Vancouver lawyer Julia Barsel, who specializes in wills and estates, has seen it all: broken relationships, severed ties, unforgivable actions. Children with constant money troubles are bailed out time and again by the folks.
Those in control of family fortunes have many options, but cutting someone out of an inheritance is usually a last resort.
“It all depends on to what extent the black sheep is black,” Ms. Barsel says. “You have to think it through. Sometimes it’s really, really difficult. And it’s always emotional.”
When estate planner Lisa Handfield, of MacMillan Estate Planning Corp. in Calgary, meets clients who say they want to cut a child out of their will, she first begins to tamp down emotions.
She begins by asking why they have come to that decision. They discuss the circumstances as openly as possible; context is crucial for estate planners should a will ever be challenged in the future. Then she sets up another meeting a few weeks later, to give clients the chance to mull things over.
If, after that, they are still determined to go ahead, Ms. Handfield then arranges a subsequent appointment to sign the documents.
“The most important thing to remember – and what we always advise clients – is that this shouldn’t be taken lightly,” she says. “This is a big decision. Sometimes people want to do things a little bit hastily. We want to make sure they have time to reflect on it.
“We also like to do a tummy test,” Ms. Handfield says. “If they can’t sleep at night, we say, ‘Maybe you should wait before you cut them out.'”
People making out wills should remember that they are public documents that can go through probate proceedings, Ms.

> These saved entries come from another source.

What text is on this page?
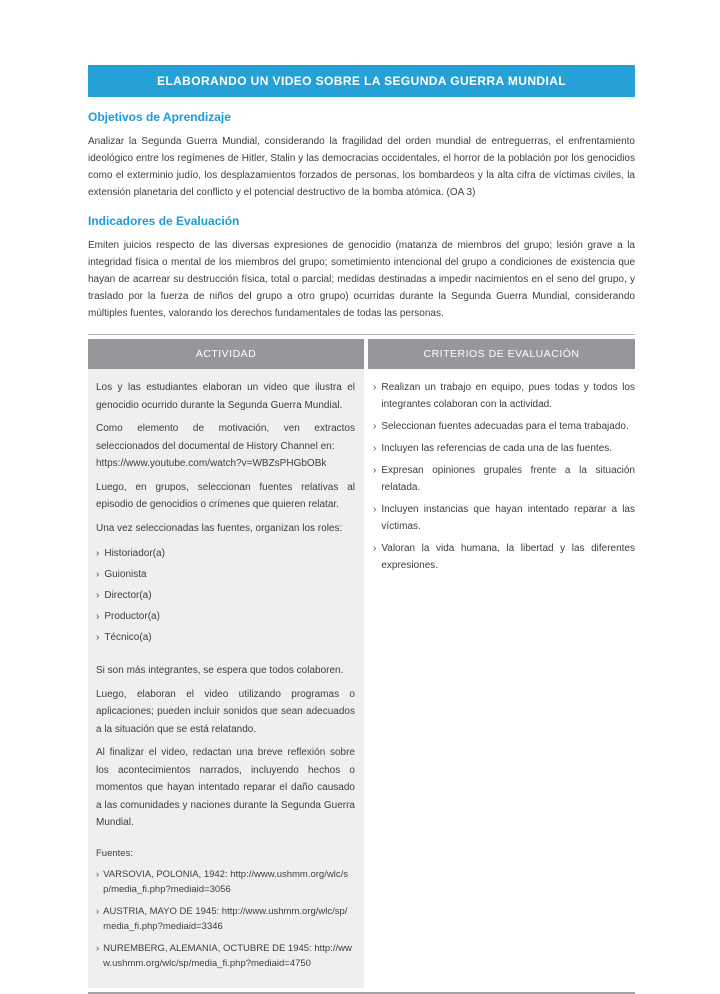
ELABORANDO UN VIDEO SOBRE LA SEGUNDA GUERRA MUNDIAL
Objetivos de Aprendizaje
Analizar la Segunda Guerra Mundial, considerando la fragilidad del orden mundial de entreguerras, el enfrentamiento ideológico entre los regímenes de Hitler, Stalin y las democracias occidentales, el horror de la población por los genocidios como el exterminio judío, los desplazamientos forzados de personas, los bombardeos y la alta cifra de víctimas civiles, la extensión planetaria del conflicto y el potencial destructivo de la bomba atómica. (OA 3)
Indicadores de Evaluación
Emiten juicios respecto de las diversas expresiones de genocidio (matanza de miembros del grupo; lesión grave a la integridad física o mental de los miembros del grupo; sometimiento intencional del grupo a condiciones de existencia que hayan de acarrear su destrucción física, total o parcial; medidas destinadas a impedir nacimientos en el seno del grupo, y traslado por la fuerza de niños del grupo a otro grupo) ocurridas durante la Segunda Guerra Mundial, considerando múltiples fuentes, valorando los derechos fundamentales de todas las personas.
ACTIVIDAD	CRITERIOS DE EVALUACIÓN
Los y las estudiantes elaboran un video que ilustra el genocidio ocurrido durante la Segunda Guerra Mundial.
Como elemento de motivación, ven extractos seleccionados del documental de History Channel en:
https://www.youtube.com/watch?v=WBZsPHGbOBk
Luego, en grupos, seleccionan fuentes relativas al episodio de genocidios o crímenes que quieren relatar.
Una vez seleccionadas las fuentes, organizan los roles:
› Historiador(a)
› Guionista
› Director(a)
› Productor(a)
› Técnico(a)
Si son más integrantes, se espera que todos colaboren.
Luego, elaboran el video utilizando programas o aplicaciones; pueden incluir sonidos que sean adecuados a la situación que se está relatando.
Al finalizar el video, redactan una breve reflexión sobre los acontecimientos narrados, incluyendo hechos o momentos que hayan intentado reparar el daño causado a las comunidades y naciones durante la Segunda Guerra Mundial.
Fuentes:
› VARSOVIA, POLONIA, 1942: http://www.ushmm.org/wlc/sp/media_fi.php?mediaid=3056
› AUSTRIA, MAYO DE 1945: http://www.ushmm.org/wlc/sp/media_fi.php?mediaid=3346
› NUREMBERG, ALEMANIA, OCTUBRE DE 1945: http://www.ushmm.org/wlc/sp/media_fi.php?mediaid=4750
› Realizan un trabajo en equipo, pues todas y todos los integrantes colaboran con la actividad.
› Seleccionan fuentes adecuadas para el tema trabajado.
› Incluyen las referencias de cada una de las fuentes.
› Expresan opiniones grupales frente a la situación relatada.
› Incluyen instancias que hayan intentado reparar a las víctimas.
› Valoran la vida humana, la libertad y las diferentes expresiones.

Barsel says. So those who have opted to deny an adult child an inheritance should consider a separate memorandum. Such a document can explain the reasoning behind the decision in a discreet manner, as it’s not a public document like the will but rather can be seen only by interested parties. Ms. Barsel recommends that people go into extensive detail and provide documentation to protect themselves and their estate.
“If a child has been cut out from the will for no good reason, the court would do anything to fix the situation and give them something,” she explains. “The court would usually urge the parties to come to some sort of agreement. But if the parent is adamant about not leaving anything to that child, they need to be prepared for litigation. Chances are the child will dispute the will.”
Parents should be prepared for that, Ms. Barsel notes. “In the memorandum, they should explain things like, ‘We gave John this amount of money 10 years ago, this amount of money seven years ago, this amount of money five years ago. This is the part of my estate they would have received, but they have already drawn it, and I want to be fair toward my other children and keep it equal.'”
If parents have evidence of disbursing funds in the past, such as copies of money transfers, cheques or paid debts, Ms. Barsel says they should be included in the memorandum in case a lawsuit arises.
Estate planning can be even more complicated and heart-wrenching when drug or alcohol abuse is involved. Parents might worry that handing over a large sum of money could exacerbate the issue.
One way to cope with that is a testamentary trust, which provides explicit instructions for how the money is disbursed. It might require that money be spent specifically on accommodation, transportation, medical costs or rehabilitation, Ms. Handfield notes. For instance, if that person required a car, trustees could arrange to pay a dealership directly.
People also need to be aware of varying laws among the provinces and other jurisdictions, says Norman Ewing, a colleague of Ms. Handfield’s at MacMillan Estate Planning. For instance, owners of investment or recreational property in another part of Canada or south of the border could be subject to other probate and inheritance rules.
Ensuring that an estate is legally sound is just one part of a planner’s role, Mr. Ewing notes. The other is the human element.
“Sometimes people are pretty passionate about something and may want to be a bit vindictive,” he says, “and that’s just asking for further complications or challenges. We want people to understand their options.
“We take on kind of a counselling role at times to make sure we get the best results.”